A few years ago I read about the negative effect social media is having on marriages. A survey by a British legal service, for example, found that Facebook was involved in 30% of their divorce cases (it has been blamed for 20% of divorce cases here in the States).
Needless to say, I don’t believe social media is evil (it’s how my wife and I first “met”). But I do understand the inherent risks of using Facebook and similar sites. Many spouses are led astray by ease and anonymity with which they can interact with the opposite sex.
Here are some simple steps my wife and I have taken to protect our marriage and keep healthy boundaries in our online interactions.
1. Complete Transparency:
My wife and I have complete access to each others’ social media and email accounts. This is, in my opinion, the most important step we take to guard our marriage. She is welcome to open my computer/tablet and look at any email, chat, or profile (the same goes for my cell phone). I am free to do the same with her. This is not something we regularly do–the point is not to have a “weekly inspection.” It’s all about attitude–we both understand that having a private online world is harmful and dangerous.

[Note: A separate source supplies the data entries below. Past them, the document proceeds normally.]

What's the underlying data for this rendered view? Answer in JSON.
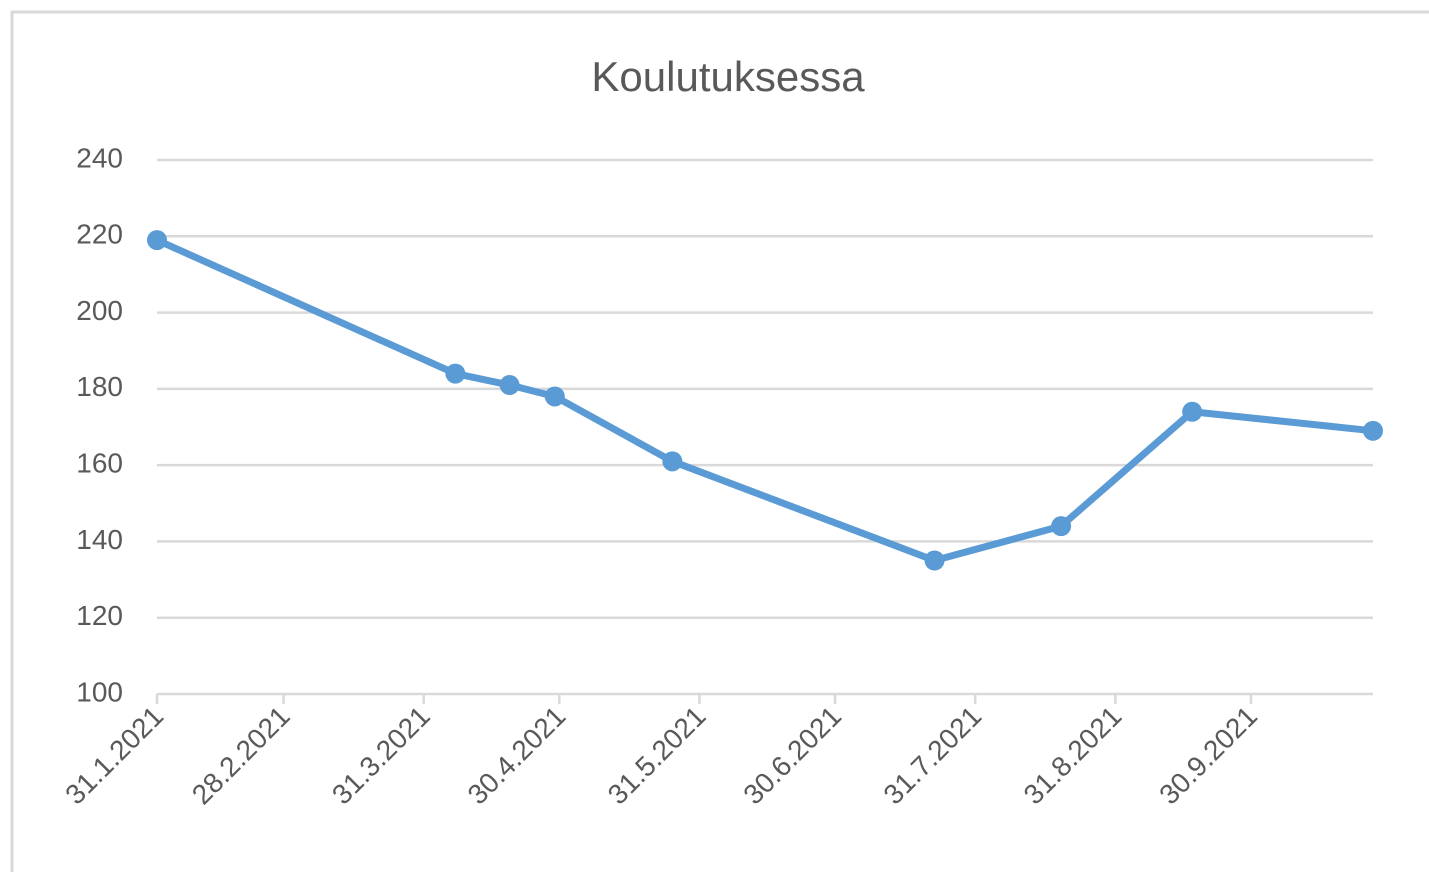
{
  "chart_data": {
    "type": "line",
    "title": "Koulutuksessa",
    "x": [
      "31.1.2021",
      "7.4.2021",
      "19.4.2021",
      "29.4.2021",
      "25.5.2021",
      "22.7.2021",
      "19.8.2021",
      "17.9.2021",
      "27.10.2021"
    ],
    "series": [
      {
        "name": "Koulutuksessa",
        "color": "#5b9bd5",
        "values": [
          219,
          184,
          181,
          178,
          161,
          135,
          144,
          174,
          169
        ]
      }
    ],
    "xlim": [
      "31.1.2021",
      "27.10.2021"
    ],
    "xticks": [
      "31.1.2021",
      "28.2.2021",
      "31.3.2021",
      "30.4.2021",
      "31.5.2021",
      "30.6.2021",
      "31.7.2021",
      "31.8.2021",
      "30.9.2021"
    ],
    "ylim": [
      100,
      240
    ],
    "yticks": [
      100,
      120,
      140,
      160,
      180,
      200,
      220,
      240
    ],
    "grid": true
  }
}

2. Boundaries in Communications with the Opposite Sex:
It is not uncommon for young ladies to email me asking for relationship advice (it’s the nature of having this kind of blog). I do respond to their questions as a pastor/minister. I also keep in touch with a few classmates, workmates, and former ministry team members of the opposite sex. But I do not get involved in frequent, lengthy chats with women. A message here and there is fine, but daily, intimate conversations are reserved for my wife.
3. Profile Picture:
A while back I decided that my profile picture on Facebook will always be one of my wife and me together (she does the same with her profile). The reason is pretty simple: we want anyone to runs across our individual profiles to know we’re happily married. This may not seem like a big deal, but I believe this first impression does send a powerful signal.
4. Public Pages:
Another step I’ve taken is to put a little more emphasis on my public Facebook page. This is especially helpful for bloggers or public figures who want a way to connect with people that is a little less personal. My wife is an administrator on my page and can read any message that a follower might send.

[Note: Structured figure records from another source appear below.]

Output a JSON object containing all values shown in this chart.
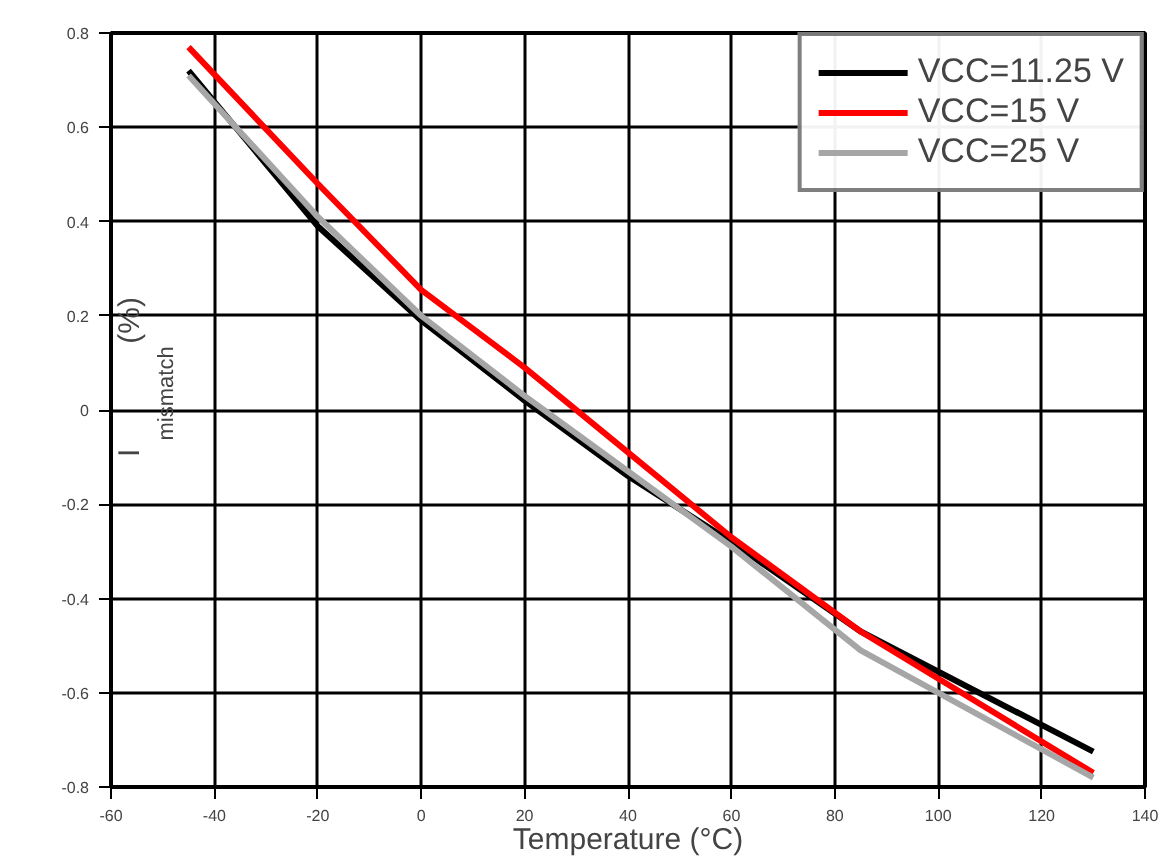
{
  "chart_data": {
    "type": "line",
    "xlabel": "Temperature (°C)",
    "ylabel": "I$_{mismatch}$(%)",
    "x": [
      -45,
      -20,
      0,
      20,
      40,
      60,
      85,
      130
    ],
    "series": [
      {
        "name": "VCC=11.25 V",
        "color": "#000000",
        "values": [
          0.72,
          0.39,
          0.19,
          0.02,
          -0.14,
          -0.28,
          -0.47,
          -0.725
        ]
      },
      {
        "name": "VCC=15 V",
        "color": "#ff0000",
        "values": [
          0.77,
          0.48,
          0.255,
          0.09,
          -0.09,
          -0.27,
          -0.47,
          -0.77
        ]
      },
      {
        "name": "VCC=25 V",
        "color": "#a6a6a6",
        "values": [
          0.71,
          0.41,
          0.2,
          0.03,
          -0.13,
          -0.29,
          -0.51,
          -0.78
        ]
      }
    ],
    "xlim": [
      -60,
      140
    ],
    "ylim": [
      -0.8,
      0.8
    ],
    "xticks": [
      -60,
      -40,
      -20,
      0,
      20,
      40,
      60,
      80,
      100,
      120,
      140
    ],
    "yticks": [
      -0.8,
      -0.6,
      -0.4,
      -0.2,
      0,
      0.2,
      0.4,
      0.6,
      0.8
    ],
    "grid": true,
    "legend": "top right",
    "line_style": "solid"
  }
}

Some may decide to be even more cautious with social media. Mare Cris and I haven’t taken these steps, but they are worth considering.
I know of some married couples that have decided to delete their individual accounts and just use a single account as husband and wife.
Another option is to simply deactivate your Facebook account altogether.
Hopefully I’ve given you some helpful ideas for guarding your marriage while using social media. You may want to read Hedges by Jerry Jenkins for more advice on this topic.